Great photo. I think I might have been a little scared – even more so if it had been a Grizzly – I presume there are those around there too?
Hey Carol. Grizzly bears no longer exist in California. The last one was shot to death in 1922.
I’m sure he was just as surprised as you were.
At least you a good photo of him.
I mean to say “At least you got a good photo of him”
really? what about fire restrictions?????
Yes, really. What about fire restrictions?
yeah, well they are in full effect…. contact Andrew if have any more questions…
I hike in the post Basin-Complex fire area of the Ventana Wilderness and it sucks, so I am a little sensitive..
love your blog, just be careful out there and don’t forget the bear spray…
Los Padres National Forest
For Immediate Release
Contact: Andrew Madsen (805) 961-5759
Fire Restrictions Take Effect in Los Padres National Forest
GOLETA, CA, May 19, 2014…Due to extremely dry vegetation and an increasing fire danger, Los Padres National Forest officials announced that Level III fire restrictions will go into effect beginning today, May 19, 2014. The following restrictions will be rigorously enforced until this Forest Order expires:
• Wood and charcoal fires are prohibited in all areas of Los Padres National Forest except for designated Campfire Use sites; however persons with a valid California Campfire Permit are allowed to use portable stoves and lanterns using gas, jellied petroleum or pressurized liquid fuel outside of designated Campfire Use Sites. California Campfire Permits are available for free download from the Los Padres National Forest website (http://www.fs.usda.gov/lpnf). You may also obtain a California Campfire permit in person at a US Forest Service ranger station. You must clear all flammable material for a distance of 10 feet in all directions from your camp stove, have a shovel available, and ensure that a responsible person attends the stove at all times when it is in use.
Hey Roger. I can appreciate your feelings toward hiking in burned forests, as around my neck of the woods, over the last decade or so, we’ve had numerous fires. Many places will never be the same again in my lifetime, which I have written about with a sense of sadness and despair:
You should not assume that the experiences in any particular post on my blog occurred at the same time a post was published.

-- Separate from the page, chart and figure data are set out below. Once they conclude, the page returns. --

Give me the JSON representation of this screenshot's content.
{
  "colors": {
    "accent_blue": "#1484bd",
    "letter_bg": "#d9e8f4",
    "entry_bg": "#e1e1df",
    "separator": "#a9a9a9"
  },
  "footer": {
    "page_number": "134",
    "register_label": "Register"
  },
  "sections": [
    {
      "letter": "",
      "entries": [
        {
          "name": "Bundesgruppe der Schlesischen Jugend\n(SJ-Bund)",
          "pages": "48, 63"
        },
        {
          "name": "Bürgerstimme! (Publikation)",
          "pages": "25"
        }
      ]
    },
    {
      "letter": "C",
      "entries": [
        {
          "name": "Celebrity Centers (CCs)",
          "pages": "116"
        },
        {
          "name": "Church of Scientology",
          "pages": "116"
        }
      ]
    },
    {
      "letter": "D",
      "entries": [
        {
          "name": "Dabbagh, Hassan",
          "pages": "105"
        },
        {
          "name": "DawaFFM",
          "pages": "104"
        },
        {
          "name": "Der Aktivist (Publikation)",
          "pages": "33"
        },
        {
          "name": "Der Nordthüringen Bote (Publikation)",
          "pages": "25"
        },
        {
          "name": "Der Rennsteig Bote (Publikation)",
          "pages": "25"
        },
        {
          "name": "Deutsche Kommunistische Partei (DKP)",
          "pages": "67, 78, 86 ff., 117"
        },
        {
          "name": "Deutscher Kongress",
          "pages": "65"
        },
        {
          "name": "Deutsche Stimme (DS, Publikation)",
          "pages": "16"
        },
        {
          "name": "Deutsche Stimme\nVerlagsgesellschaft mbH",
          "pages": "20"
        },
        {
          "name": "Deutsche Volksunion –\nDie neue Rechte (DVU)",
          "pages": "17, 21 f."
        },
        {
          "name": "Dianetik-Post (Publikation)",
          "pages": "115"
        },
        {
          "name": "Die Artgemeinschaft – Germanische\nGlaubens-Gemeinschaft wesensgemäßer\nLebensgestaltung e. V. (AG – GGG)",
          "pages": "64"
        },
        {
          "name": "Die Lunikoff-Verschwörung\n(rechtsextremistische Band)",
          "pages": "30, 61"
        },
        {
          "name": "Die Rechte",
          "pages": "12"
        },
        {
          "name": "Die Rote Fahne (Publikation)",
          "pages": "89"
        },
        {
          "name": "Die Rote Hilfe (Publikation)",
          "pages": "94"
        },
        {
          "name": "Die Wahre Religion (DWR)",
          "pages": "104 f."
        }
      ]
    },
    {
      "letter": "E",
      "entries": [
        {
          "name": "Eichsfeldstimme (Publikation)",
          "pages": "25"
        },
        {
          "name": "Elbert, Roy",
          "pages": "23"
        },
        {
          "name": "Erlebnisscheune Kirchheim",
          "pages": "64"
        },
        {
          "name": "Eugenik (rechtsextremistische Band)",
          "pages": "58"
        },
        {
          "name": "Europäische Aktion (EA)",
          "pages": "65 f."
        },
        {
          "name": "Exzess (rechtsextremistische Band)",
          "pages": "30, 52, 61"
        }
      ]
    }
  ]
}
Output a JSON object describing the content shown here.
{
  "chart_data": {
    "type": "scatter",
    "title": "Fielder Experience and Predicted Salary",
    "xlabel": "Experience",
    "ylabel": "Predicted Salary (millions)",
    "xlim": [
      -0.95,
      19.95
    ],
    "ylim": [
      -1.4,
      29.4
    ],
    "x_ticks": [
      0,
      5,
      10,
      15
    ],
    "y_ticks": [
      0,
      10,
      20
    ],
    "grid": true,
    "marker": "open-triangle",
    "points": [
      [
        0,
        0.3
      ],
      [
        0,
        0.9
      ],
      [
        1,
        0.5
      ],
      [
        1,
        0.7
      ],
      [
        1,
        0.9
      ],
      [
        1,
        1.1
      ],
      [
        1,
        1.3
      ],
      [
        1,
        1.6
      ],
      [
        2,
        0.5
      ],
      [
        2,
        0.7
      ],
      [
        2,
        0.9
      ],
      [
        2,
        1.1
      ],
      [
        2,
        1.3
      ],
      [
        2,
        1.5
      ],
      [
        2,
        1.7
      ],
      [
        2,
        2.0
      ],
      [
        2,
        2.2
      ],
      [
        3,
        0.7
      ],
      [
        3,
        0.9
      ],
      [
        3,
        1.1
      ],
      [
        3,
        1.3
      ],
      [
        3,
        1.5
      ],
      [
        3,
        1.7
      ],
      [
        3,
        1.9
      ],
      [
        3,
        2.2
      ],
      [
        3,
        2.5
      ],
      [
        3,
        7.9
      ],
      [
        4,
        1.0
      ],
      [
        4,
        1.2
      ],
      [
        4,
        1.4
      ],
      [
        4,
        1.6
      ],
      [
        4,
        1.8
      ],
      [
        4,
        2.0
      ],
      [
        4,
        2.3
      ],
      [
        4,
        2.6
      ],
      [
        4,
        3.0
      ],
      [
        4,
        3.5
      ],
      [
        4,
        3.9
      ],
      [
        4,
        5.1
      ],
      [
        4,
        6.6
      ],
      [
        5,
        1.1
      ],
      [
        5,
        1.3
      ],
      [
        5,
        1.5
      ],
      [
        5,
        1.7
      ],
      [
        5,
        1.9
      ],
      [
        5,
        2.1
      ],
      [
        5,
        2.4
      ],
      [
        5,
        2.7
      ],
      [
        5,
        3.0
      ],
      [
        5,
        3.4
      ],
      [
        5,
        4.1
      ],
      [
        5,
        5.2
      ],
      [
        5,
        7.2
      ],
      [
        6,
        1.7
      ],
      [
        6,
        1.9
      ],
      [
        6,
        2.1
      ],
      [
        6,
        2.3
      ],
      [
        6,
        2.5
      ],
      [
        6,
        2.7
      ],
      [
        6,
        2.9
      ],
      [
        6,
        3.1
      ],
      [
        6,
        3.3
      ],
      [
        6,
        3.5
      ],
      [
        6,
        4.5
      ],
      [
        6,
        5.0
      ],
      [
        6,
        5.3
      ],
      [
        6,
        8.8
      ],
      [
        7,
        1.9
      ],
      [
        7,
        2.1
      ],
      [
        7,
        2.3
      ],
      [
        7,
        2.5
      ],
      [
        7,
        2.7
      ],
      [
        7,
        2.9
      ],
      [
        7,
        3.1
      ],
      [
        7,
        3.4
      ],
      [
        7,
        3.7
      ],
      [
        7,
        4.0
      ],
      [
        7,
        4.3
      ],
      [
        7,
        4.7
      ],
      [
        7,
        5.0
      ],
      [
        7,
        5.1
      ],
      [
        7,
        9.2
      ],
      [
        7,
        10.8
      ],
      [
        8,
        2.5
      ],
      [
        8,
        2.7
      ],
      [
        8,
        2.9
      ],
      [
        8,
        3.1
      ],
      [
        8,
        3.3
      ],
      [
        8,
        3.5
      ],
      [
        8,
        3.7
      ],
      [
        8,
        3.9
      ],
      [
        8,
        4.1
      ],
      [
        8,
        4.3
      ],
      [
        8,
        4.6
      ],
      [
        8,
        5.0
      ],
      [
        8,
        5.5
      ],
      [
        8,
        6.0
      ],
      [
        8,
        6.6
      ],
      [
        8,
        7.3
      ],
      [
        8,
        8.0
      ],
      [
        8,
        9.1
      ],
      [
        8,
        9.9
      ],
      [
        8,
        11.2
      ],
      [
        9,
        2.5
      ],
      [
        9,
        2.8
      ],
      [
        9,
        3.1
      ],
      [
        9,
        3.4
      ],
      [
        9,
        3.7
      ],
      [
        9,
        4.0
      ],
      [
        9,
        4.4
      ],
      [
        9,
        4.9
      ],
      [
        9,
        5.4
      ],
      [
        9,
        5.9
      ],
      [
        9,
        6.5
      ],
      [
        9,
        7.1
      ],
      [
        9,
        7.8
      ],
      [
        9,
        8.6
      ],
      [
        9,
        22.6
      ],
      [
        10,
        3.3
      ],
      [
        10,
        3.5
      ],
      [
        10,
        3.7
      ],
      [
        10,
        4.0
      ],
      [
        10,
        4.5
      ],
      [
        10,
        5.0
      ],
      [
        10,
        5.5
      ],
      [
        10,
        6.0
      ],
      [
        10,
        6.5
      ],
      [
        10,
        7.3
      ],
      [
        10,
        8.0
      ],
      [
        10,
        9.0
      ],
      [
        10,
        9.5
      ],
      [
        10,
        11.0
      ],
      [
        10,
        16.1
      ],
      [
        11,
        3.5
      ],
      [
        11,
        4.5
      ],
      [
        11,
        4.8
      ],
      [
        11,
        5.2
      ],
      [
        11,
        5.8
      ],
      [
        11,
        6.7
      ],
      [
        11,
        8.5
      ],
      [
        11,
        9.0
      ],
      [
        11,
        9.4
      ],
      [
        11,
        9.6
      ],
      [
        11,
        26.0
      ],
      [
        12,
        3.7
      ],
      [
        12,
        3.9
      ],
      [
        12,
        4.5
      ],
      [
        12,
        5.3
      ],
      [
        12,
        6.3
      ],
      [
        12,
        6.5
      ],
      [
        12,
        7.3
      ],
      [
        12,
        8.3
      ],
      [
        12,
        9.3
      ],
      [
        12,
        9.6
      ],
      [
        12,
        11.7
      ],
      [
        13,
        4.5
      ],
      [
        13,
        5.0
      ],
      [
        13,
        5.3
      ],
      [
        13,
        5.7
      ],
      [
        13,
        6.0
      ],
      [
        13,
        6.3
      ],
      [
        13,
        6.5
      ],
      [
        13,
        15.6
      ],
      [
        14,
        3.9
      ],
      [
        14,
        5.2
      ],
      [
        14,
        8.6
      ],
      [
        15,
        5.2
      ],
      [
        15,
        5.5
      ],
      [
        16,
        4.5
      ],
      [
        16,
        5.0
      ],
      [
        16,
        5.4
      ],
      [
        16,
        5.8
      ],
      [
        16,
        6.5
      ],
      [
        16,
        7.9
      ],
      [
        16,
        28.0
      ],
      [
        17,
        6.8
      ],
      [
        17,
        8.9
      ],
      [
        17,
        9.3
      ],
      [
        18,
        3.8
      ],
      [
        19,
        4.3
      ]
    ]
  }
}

In fact, I have drafted content stretching back three years which I have not yet published and, aside from that, am running a back log of several months worth of unpublished material.
Yes…the bears are aplenty, here in SoCal.! Approx. 27 bears were brought here from Yosemite in 1933…and now. I’m a native of the San Gabrial Valley and have always lived on the edge of the Angeles Nat. Forest. In the last decade they now continually make the news here. Why? The need for food and water, intrusion on their habitat and foreigners from other countries moving in who have no idea on how to interact with them. I’ve come across hundreds of bears. One bear slept in my backyard in Monrovia. Anyways…I really enjoy your website. Thank u!